Linea gialla, la recensione


Considerazioni sulla prima puntata del programma


Linea gialla il nuovo programma con cui Salvo Sottile ha esordito su La7, non ha mostrato alcun segno di novità. Nonostante le prime immagini potessero far pensare ad un piccolo cambiamento rispetto alla “linea” consueta che prendeva la trasmissione di Salvo Sottile su Retequattro, c’è stata presto la conferma che nulla era mutato. Eppure le aspettative erano diverse.

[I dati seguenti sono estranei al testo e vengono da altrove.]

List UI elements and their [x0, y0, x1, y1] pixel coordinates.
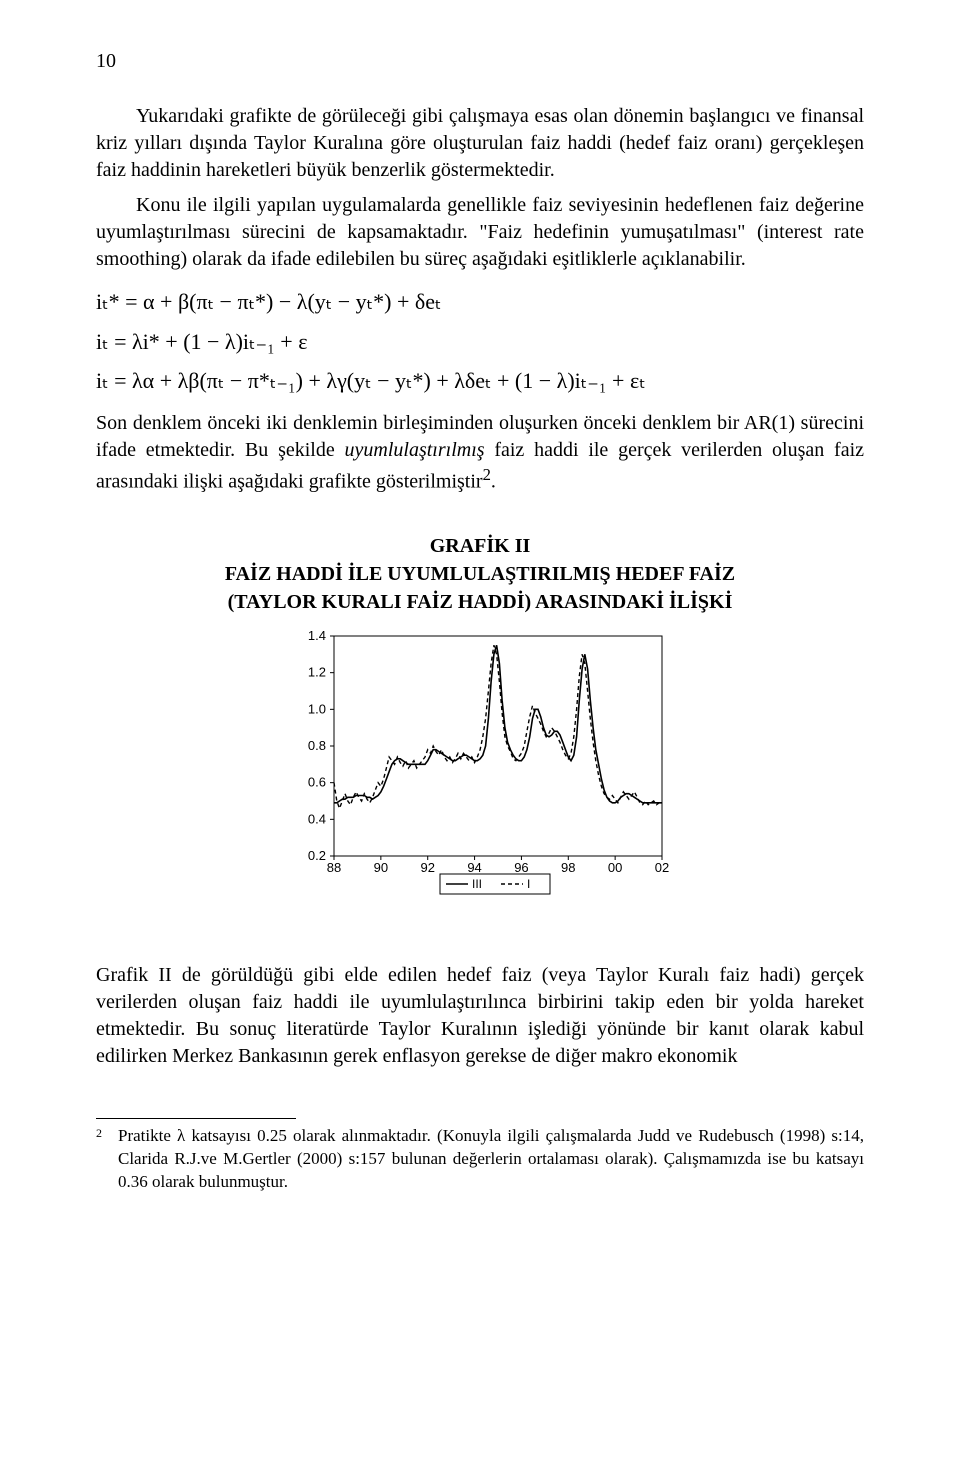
svg-text:0.4: 0.4: [308, 811, 326, 826]
footnote-2: 2 Pratikte λ katsayısı 0.25 olarak alınm…: [96, 1125, 864, 1194]
footnote-number: 2: [96, 1125, 102, 1194]
svg-text:1.0: 1.0: [308, 701, 326, 716]
chart-title: GRAFİK II FAİZ HADDİ İLE UYUMLULAŞTIRILM…: [96, 532, 864, 616]
chart-title-line2: FAİZ HADDİ İLE UYUMLULAŞTIRILMIŞ HEDEF F…: [96, 560, 864, 588]
svg-text:90: 90: [374, 860, 388, 875]
svg-text:02: 02: [655, 860, 669, 875]
svg-text:0.6: 0.6: [308, 774, 326, 789]
para3-italic: uyumlulaştırılmış: [345, 439, 485, 461]
footnote-rule: [96, 1118, 296, 1119]
equation-2: iₜ = λi* + (1 − λ)iₜ₋₁ + ε: [96, 327, 864, 357]
svg-text:0.8: 0.8: [308, 738, 326, 753]
equations-block: iₜ* = α + β(πₜ − πₜ*) − λ(yₜ − yₜ*) + δe…: [96, 287, 864, 396]
svg-text:1.4: 1.4: [308, 628, 326, 643]
svg-text:98: 98: [561, 860, 575, 875]
chart-svg: 1.41.21.00.80.60.40.28890929496980002III…: [290, 626, 670, 926]
chart-title-line1: GRAFİK II: [96, 532, 864, 560]
paragraph-2: Konu ile ilgili yapılan uygulamalarda ge…: [96, 192, 864, 273]
paragraph-3: Son denklem önceki iki denklemin birleşi…: [96, 410, 864, 496]
svg-text:92: 92: [420, 860, 434, 875]
chart-container: 1.41.21.00.80.60.40.28890929496980002III…: [290, 626, 670, 926]
svg-text:96: 96: [514, 860, 528, 875]
chart-title-line3: (TAYLOR KURALI FAİZ HADDİ) ARASINDAKİ İL…: [96, 588, 864, 616]
svg-text:00: 00: [608, 860, 622, 875]
page-number: 10: [96, 48, 864, 75]
svg-text:88: 88: [327, 860, 341, 875]
svg-text:I: I: [527, 877, 530, 891]
footnote-text: Pratikte λ katsayısı 0.25 olarak alınmak…: [118, 1125, 864, 1194]
paragraph-4: Grafik II de görüldüğü gibi elde edilen …: [96, 962, 864, 1070]
para3-c: .: [491, 471, 496, 493]
footnote-mark-2: 2: [483, 465, 491, 484]
svg-text:1.2: 1.2: [308, 664, 326, 679]
equation-1: iₜ* = α + β(πₜ − πₜ*) − λ(yₜ − yₜ*) + δe…: [96, 287, 864, 317]
equation-3: iₜ = λα + λβ(πₜ − π*ₜ₋₁) + λγ(yₜ − yₜ*) …: [96, 366, 864, 396]
svg-text:III: III: [472, 877, 482, 891]
svg-text:94: 94: [467, 860, 481, 875]
svg-text:0.2: 0.2: [308, 848, 326, 863]
paragraph-1: Yukarıdaki grafikte de görüleceği gibi ç…: [96, 103, 864, 184]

 Spesso si aveva la netta sensazione di aver sbagliato tasto del telecomando e di trovarsi a Quarto grado con Sabrina Scampini che magari poteva apparire da un momento all’altro. L’unico piccolo segno di distinzione è il modo differente con cui Sottile chiama gli assassini: li etichetta come “predatori”. La prima puntata è inziiata con un numero infinito di casi di cronaca nera che venivano citati, affrontati per qualche minuto e poi accantonati per far posto ad altri, in un avvicendarsi di “predatori” nel quale era difficile orientarsi. Sottile ad inizio trasmissione non riusciva a nascondere i segni di un evidente nervosismo che lo portava ad alzare a tratti la voce e ad avere qualche defaillance che un osservatore attento ha avuto modo di notare. Linea gialla appare così una semplice riproposzione di Quarto grado, con qualche aggiustamento sofisticato, e si muove in atmosfere molto più dark e ansiogene, come ansiogene sono le trattazioni dei casi. Non c’è nulla che faccia pensare ad una cronaca nera asettica, al contrario, nella Linea gialla, più che delle “prove” si va alla ricerca di tutti gli ingredienti di retorica che caratterizzano da sempre i talk show di nera e i contenitori televisivi nei quali le morti violente sono al centro delle attenzioni.

Naturalmente, tra i molteplici argomenti, si è affrontato il caso Parolisi, la scomparsa di Emanuela Orlandi, il dramma degli studenti dell’ateneo di Catania morti per tumori insorti a causa di fattori cancerogeni nei laboratori di ricerca. E il termine “predatore” secondo la nuova consuetudine di Sottile, è stato più che abusato.  Non sono mancate le interviste ai genitori delle vittime, a parenti e amici, nel consueto stile “predatorio” delle trasmissioni di nera. Così, il Sottile muro di divisione che poteva separare Quarto grado da Linea gialla, si è subito infranto. E la sensazione è stata che il conduttore non sia riuscito a trovare nulla di diverso da quanto faceva nel programma di Retequattro attualmente gestito da Gianluigi Nuzzi. Impressione consolidata anche dalla maniera di gestire il talk show con gli ospiti in studio e dalla gestione dei collegamenti esterni.